How does the number of steps grow when the grid gets bigger?
Analyze the time complexity of the following code snippet.
int uniquePaths(int m, int n) {
int dp[m][n];
for (int i = 0; i < m; i++) dp[i][0] = 1;
for (int j = 0; j < n; j++) dp[0][j] = 1;
for (int i = 1; i < m; i++) {
for (int j = 1; j < n; j++) {
dp[i][j] = dp[i-1][j] + dp[i][j-1];
}
}
return dp[m-1][n-1];
}
This code calculates the number of unique paths from the top-left to the bottom-right of an m by n grid using dynamic programming.
Identify the loops, recursion, array traversals that repeat.

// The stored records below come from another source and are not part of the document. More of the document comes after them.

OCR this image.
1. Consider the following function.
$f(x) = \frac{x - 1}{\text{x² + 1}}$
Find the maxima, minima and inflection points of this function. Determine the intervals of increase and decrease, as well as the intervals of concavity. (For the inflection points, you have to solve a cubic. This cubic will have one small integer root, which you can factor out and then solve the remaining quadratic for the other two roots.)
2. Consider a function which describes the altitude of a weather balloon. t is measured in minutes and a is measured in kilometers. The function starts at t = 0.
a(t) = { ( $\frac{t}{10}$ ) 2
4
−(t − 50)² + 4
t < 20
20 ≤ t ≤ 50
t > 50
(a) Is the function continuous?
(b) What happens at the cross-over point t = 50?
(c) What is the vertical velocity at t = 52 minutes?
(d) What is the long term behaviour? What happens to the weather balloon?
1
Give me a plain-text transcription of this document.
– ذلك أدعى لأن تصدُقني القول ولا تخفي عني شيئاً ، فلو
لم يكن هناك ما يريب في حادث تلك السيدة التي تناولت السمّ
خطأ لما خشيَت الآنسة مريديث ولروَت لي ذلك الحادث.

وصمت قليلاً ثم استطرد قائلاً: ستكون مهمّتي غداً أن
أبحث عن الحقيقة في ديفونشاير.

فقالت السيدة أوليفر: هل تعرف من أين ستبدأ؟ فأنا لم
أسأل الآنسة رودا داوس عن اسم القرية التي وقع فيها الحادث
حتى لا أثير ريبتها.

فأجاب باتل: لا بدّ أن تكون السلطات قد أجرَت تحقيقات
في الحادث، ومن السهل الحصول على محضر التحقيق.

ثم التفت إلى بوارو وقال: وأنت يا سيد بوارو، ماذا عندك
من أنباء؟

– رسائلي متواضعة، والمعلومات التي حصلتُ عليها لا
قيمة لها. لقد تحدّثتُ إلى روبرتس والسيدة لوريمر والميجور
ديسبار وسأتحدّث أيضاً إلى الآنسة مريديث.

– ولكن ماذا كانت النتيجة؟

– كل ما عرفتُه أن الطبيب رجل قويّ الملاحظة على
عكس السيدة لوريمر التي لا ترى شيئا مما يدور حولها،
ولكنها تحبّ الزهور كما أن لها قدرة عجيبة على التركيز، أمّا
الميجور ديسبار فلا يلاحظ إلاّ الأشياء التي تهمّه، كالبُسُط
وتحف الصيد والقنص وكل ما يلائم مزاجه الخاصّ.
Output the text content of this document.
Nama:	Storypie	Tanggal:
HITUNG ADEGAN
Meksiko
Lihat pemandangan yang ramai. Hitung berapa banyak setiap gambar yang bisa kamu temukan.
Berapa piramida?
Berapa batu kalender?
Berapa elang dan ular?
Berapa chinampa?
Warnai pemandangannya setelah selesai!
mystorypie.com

- Primary operation: The nested loops that fill the dp table.
- How many times: The inner loop runs (m-1) * (n-1) times, covering almost all cells except the first row and column.
As the grid size grows, the number of operations grows roughly with the number of cells in the grid.
| Input Size (m x n) | Approx. Operations |
|---|---|
| 10 x 10 | ~81 (9*9) |
| 100 x 100 | ~9,801 (99*99) |
| 1000 x 1000 | ~998,001 (999*999) |
Pattern observation: The operations grow roughly by the product of m and n, so doubling both dimensions roughly quadruples the work.
Time Complexity: O(m * n)
This means the time needed grows proportionally to the total number of cells in the grid.
[X] Wrong: "The time grows exponentially because there are many paths."
[OK] Correct: The dynamic programming approach avoids repeated work by storing results, so it only visits each cell once, making the time grow linearly with the grid size.
Understanding this time complexity helps you explain how dynamic programming improves efficiency by avoiding repeated calculations, a key skill in many coding challenges.
"What if we used recursion without memoization? How would the time complexity change?"